Extrait :
Découvrir l'essence d'un caractère
Raphaël, Raffaello Santi ou Sanzio, dit (1483-1520)
Balthazar Castiglione, 1514-1515
Huile sur toile, 82 x 67 cm
Musée du Louvre, Paris
Cet homme se tient devant nous avec une paisible assurance. Son portrait pourrait passer inaperçu tant il semble se fondre dans la réalité ambiante. Il nous est familier avant que nous l'ayons vraiment regardé. Pourtant nous n'avions jamais rencontré Balthazar Castiglione. Raphaël nous le présente discrètement, en demi-teintes. Il serait plus exact de dire qu'il nous présente à lui, car le regard sans détours ne laisse aucun doute. C'est lui qui nous observe, en prenant son temps...

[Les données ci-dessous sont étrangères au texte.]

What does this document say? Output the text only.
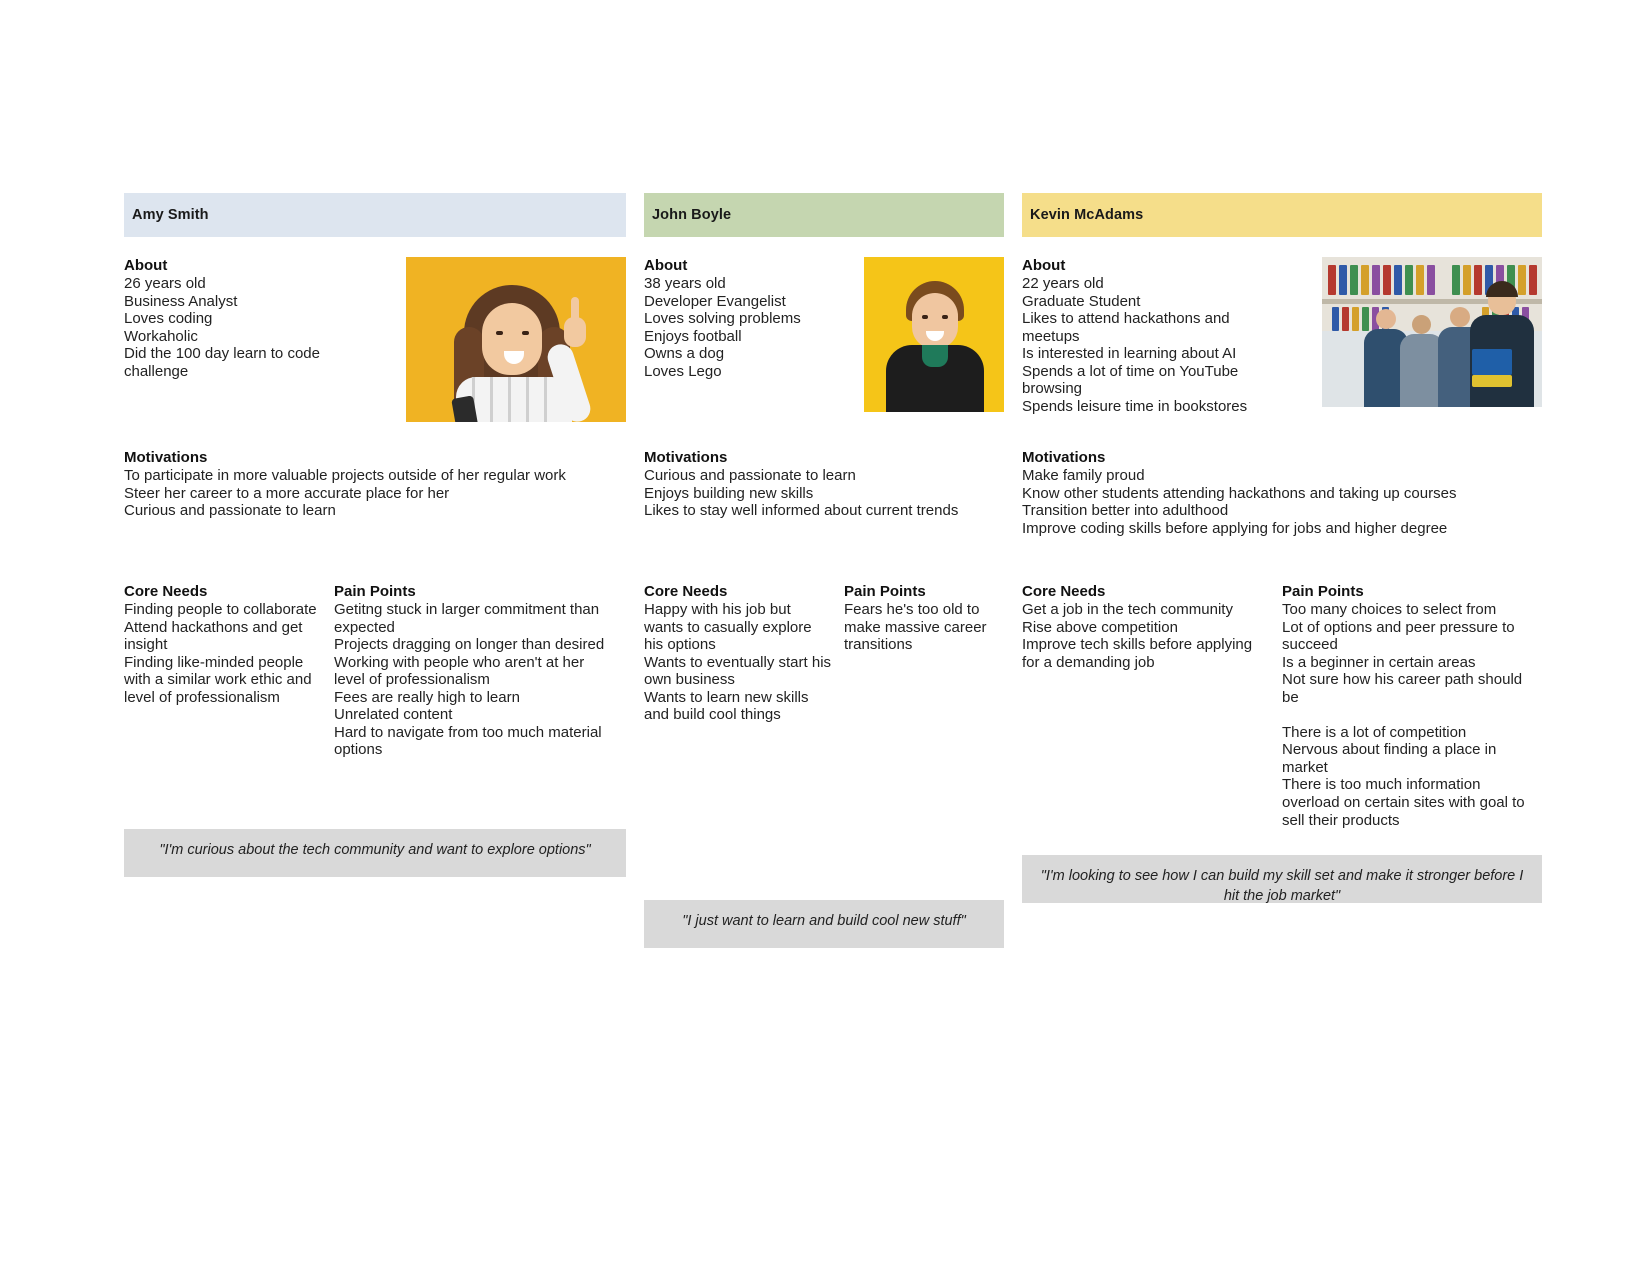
Amy Smith
About
26 years old
Business Analyst
Loves coding
Workaholic
Did the 100 day learn to code challenge
Motivations
To participate in more valuable projects outside of her regular work
Steer her career to a more accurate place for her
Curious and passionate to learn
Core Needs
Finding people to collaborate
Attend hackathons and get insight
Finding like-minded people with a similar work ethic and level of professionalism
Pain Points
Getitng stuck in larger commitment than expected
Projects dragging on longer than desired
Working with people who aren't at her level of professionalism
Fees are really high to learn
Unrelated content
Hard to navigate from too much material options
"I'm curious about the tech community and want to explore options"
John Boyle
About
38 years old
Developer Evangelist
Loves solving problems
Enjoys football
Owns a dog
Loves Lego
Motivations
Curious and passionate to learn
Enjoys building new skills
Likes to stay well informed about current trends
Core Needs
Happy with his job but wants to casually explore his options
Wants to eventually start his own business
Wants to learn new skills and build cool things
Pain Points
Fears he's too old to make massive career transitions
"I just want to learn and build cool new stuff"
Kevin McAdams
About
22 years old
Graduate Student
Likes to attend hackathons and meetups
Is interested in learning about AI
Spends a lot of time on YouTube browsing
Spends leisure time in bookstores
Motivations
Make family proud
Know other students attending hackathons and taking up courses
Transition better into adulthood
Improve coding skills before applying for jobs and higher degree
Core Needs
Get a job in the tech community
Rise above competition
Improve tech skills before applying for a demanding job
Pain Points
Too many choices to select from
Lot of options and peer pressure to succeed
Is a beginner in certain areas
Not sure how his career path should be

There is a lot of competition
Nervous about finding a place in market
There is too much information overload on certain sites with goal to sell their products
"I'm looking to see how I can build my skill set and make it stronger before I hit the job market"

Cet ami de Raphaël, ambassadeur de la cour d'Urbino à Rome, s est fait représenter avec la plus grande réserve, sans que rien ne vienne souligner son rang ni son pouvoir. Le décor se résume à un fond grège. Lui-même est vêtu de gris et de noir, le blanc de sa chemise formant au centre un noyau de lumière. La sobriété de l'ensemble est telle qu'au premier regard il semble dune monotonie presque ingrate. Mais il suffit de s'approcher un peu. de lui consacrer une minute d'attention supplémentaire pour distinguer peu à peu une luminosité subtile, de légers reflets, des détails de texture. On s'aperçoit alors que le noir du pourpoint est plus impératif auprès du blanc, plus fondu à côté du gris et que sa sévérité est partout tempérée par la suavité du velours. On imagine la douceur du tissu sur le front. Quant aux plis de la chemise, sur la poitrine, ils dessinent un faisceau d'énergie qui fait vibrer le centre du tableau. Une énergie d'autant plus sensible et aiguë que la fourrure lui oppose de toutes parts sa moelleuse opulence.
En éliminant la variété des couleurs, Raphaël a créé autre chose qu'une image austère. Il a réduit sa palette à un jeu des contraires pour travailler du pinceau le plus léger avec les forces antagonistes du blanc et du noir. Le tableau, fondé sur la multiplicité des nuances intermédiaires, devient une apothéose du gris. C'est en cela qu'il célèbre véritablement le diplomate qu'était Balthazar Castiglione : conscient de la juste mesure à déterminer entre les positions les plus éloignées, celui-ci a l'art d'écouter un discours, puis l'autre, de jauger le premier, sans négliger la substance du second. Il fait la part des choses, évalue le clair et l'obscur, désarme leur contradiction avant qu'elle ne s'égare dans le conflit. Personne mieux que lui ne sait la valeur du gris et de son infinie prudence dans un monde où les couleurs rivalisent de splendeur.
Il eût été facile au peintre de faire briller une soie, de suggérer le bruissement d'une étoffe satinée par un éclairage flatteur. Mais Balthazar Castiglione n'a que faire d'un éclat importun... Le velours et la fourrure, pour précieux qu'ils puissent être, possèdent cette qualité remarquable d'absorber la lumière. La voilà enfouie dans l'épaisseur du vêtement, comme un secret bien gardé. Une toute petite plume s'incline sur le côté du béret. Quelques reflets flottent sur le gris des manches, ce n'est qu'une rumeur qui s'amenuise. Elle sera bientôt inaudible. Le calme de l'image est contagieux. Au voisinage de l'ambassadeur, l'agitation du monde s'abolit et la retenue se révèle l'une des formes de la grandeur.
Biographie de l'auteur :
Françoise Barbe Gall a fait ses études d'histoire de l'art à la Sorbonne, ainsi qu'à l'école du Louvre où elle enseigne. Parallèlement, elle dirige l'association CORETA (Comment regarder un tableau) au sein de laquelle elle donne de nombreuses conférences. C'est dire si elle connaît bien les attentes du grand public en matière d'art. Elle est régulièrement appelée à intervenir dans des séminaires de management pour son expérience de l'analyse des images, en liaison avec la publicité et le marketing.